La quadrature du cercle – Triangle de Christopher Smith

TRIANGLE – Christopher Smith – USA – 2009

On continue cette semaine le retour sur les films estampillés Gérardmer 2011 avec « Triangle ». Datant déjà de 2009, et sorti directement en DVD, « Triangle » s’inscrit dans la tradition de ces films fantastiques tortueux qui nous emmènent sur terrain glissant des questionnements sur la destinée.

Impossible d’en dévoiler trop sur le scénario sous peine de gâcher le plaisir, disons que « Triangle » est le nom du voilier sur lequel embarquent Jess et quelques autres pour une ballade en mer, avant que celui-ci ne fasse naufrage suite à une étrange tempête. « Triangle » fait référence également au lieu de l’action, puisque les passagers ne se retrouvent pas n’importe où mais au milieu des Bermudes. Un navire leur porte alors secours rapidement tandis que Jess va commencer à éprouver un certain malaise à bord.

Smith, depuis « Creep » et « Severance » est devenu l’un des chouchous du cinéma d’horreur de ces dernières années, réussissant à manier très habilement ambiance nerveuse, climax brillant et jeu avec les spectateurs. Il pousse cette recette à son paroxysme dans « Triangle », le film se construisant uniquement sur la notion de mystères qui se dévoilent à nous en même temps qu’à l’héroïne.

Il y a d’ailleurs un aspect intentionnellement stéréotypé dans la structure du film, Smith reprenant tous les codes du genre, du folklore des Bermudes donc, aux paradoxes spatio-temporels en passant par les symboles largement ressassés : longs couloirs déserts, jeux de miroirs, images du double, etc.

Mais le réalisateur est bien plus malin que bon nombre de ses contemporains, n’oubliant pas de doter son film d’enjeux. L’enjeu ici en l’occurrence est celui que porte Jess, bien déterminée à retrouver son fils resté à terre. Personnage du reste assez antipathique, Melissa Georges campe une mère paumée, un peu asociale, tentant de se démêler de son passé, présent et futur.
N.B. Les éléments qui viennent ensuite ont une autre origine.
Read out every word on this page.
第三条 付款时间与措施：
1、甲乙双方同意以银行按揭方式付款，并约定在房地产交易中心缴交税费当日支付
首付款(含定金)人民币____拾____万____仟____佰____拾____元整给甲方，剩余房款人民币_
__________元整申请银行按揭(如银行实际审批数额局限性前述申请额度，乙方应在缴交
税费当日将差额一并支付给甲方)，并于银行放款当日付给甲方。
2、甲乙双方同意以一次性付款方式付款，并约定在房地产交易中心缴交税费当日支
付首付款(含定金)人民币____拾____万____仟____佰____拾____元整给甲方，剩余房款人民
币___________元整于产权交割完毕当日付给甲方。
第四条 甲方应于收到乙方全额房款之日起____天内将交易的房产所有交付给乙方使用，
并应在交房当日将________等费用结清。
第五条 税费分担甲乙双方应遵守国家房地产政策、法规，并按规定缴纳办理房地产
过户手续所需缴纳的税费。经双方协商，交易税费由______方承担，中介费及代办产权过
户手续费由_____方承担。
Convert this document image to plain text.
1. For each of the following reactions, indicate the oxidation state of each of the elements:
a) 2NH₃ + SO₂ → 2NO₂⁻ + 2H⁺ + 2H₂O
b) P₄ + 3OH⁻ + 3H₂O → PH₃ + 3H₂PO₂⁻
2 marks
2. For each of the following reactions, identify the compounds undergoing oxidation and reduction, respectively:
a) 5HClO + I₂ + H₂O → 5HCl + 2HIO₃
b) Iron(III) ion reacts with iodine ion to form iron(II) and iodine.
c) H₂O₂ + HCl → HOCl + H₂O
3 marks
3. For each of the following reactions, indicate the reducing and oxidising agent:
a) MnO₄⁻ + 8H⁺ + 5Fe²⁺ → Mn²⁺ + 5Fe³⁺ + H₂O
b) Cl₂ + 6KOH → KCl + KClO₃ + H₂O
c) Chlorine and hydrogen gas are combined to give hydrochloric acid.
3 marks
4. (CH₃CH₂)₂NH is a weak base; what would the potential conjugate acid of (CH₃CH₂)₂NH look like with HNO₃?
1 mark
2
Déchirée entre sa morale et son instinct maternel, c’est avec une bonne dose d’ingéniosité que Smith présente les différentes facettes de cette femme, facettes qui se croiseront, s’affronteront sans jamais réussir à s’assembler.

A cela viennent s’ajouter des décors très réduits mais utilisés de telle façon qu’ils créent une atmosphère particulièrement anxiogène que l’immensité de l’océan, toujours présent en contrepoint, viendra intensifier. Dommage d’ailleurs que Smith qui maitrise pourtant parfaitement sa mise en scène en intérieur ait ajouté des plans larges avec des incrustations inesthétiques au possible ou des effets spéciaux – ceux de la tempête en tête – vraiment cheap.

Totalement inutile qui plus est quant on voit avec quelle virtuosité il manie sa caméra, proposant des mouvements et des cadrages recherchés, s’amusant sans cesse avec les points de vue des personnages et bien évidemment, avec nos nerfs. Car plus le film avance, et plus on prend conscience de la vertigineuse construction scénaristique dans laquelle nous sommes entrainés, puzzle vicieux que chaque twist vient à nouveau désassembler.

Ludique le film l’est, comme toujours chez Smith, mais il n’omet pas pour autant de nous rappeler que nous sommes face à une situation où règne une paranoïa presque palpable et où chacun devient ennemi pour l’autre, ou pour soi. Irriguant son film de moments d’horreur très soudains, très durs, il mène son métrage un peu plus loin que le simple film à tiroirs, à la frontière du survival, genre qu’il avait déjà exploré brillamment dans « Severance ».

« Triangle » est donc, sous des aspects classiques et attendus, un film délicieusement retors qui n’hésite pas à désamorcer nos attentes pour mieux nous surprendre. Sans pour autant se cantonner à un bête exercice de style, il apporte une fraîcheur agréable à un genre en mal de renouvellement, élevant définitivement Smith au rang des très bons artisans du cinéma bis ce que son film suivant, « Black Death », confirmera.

NB : Je vous déconseille le visionnage du trailer, qui spoil beaucoup trop à mon goût.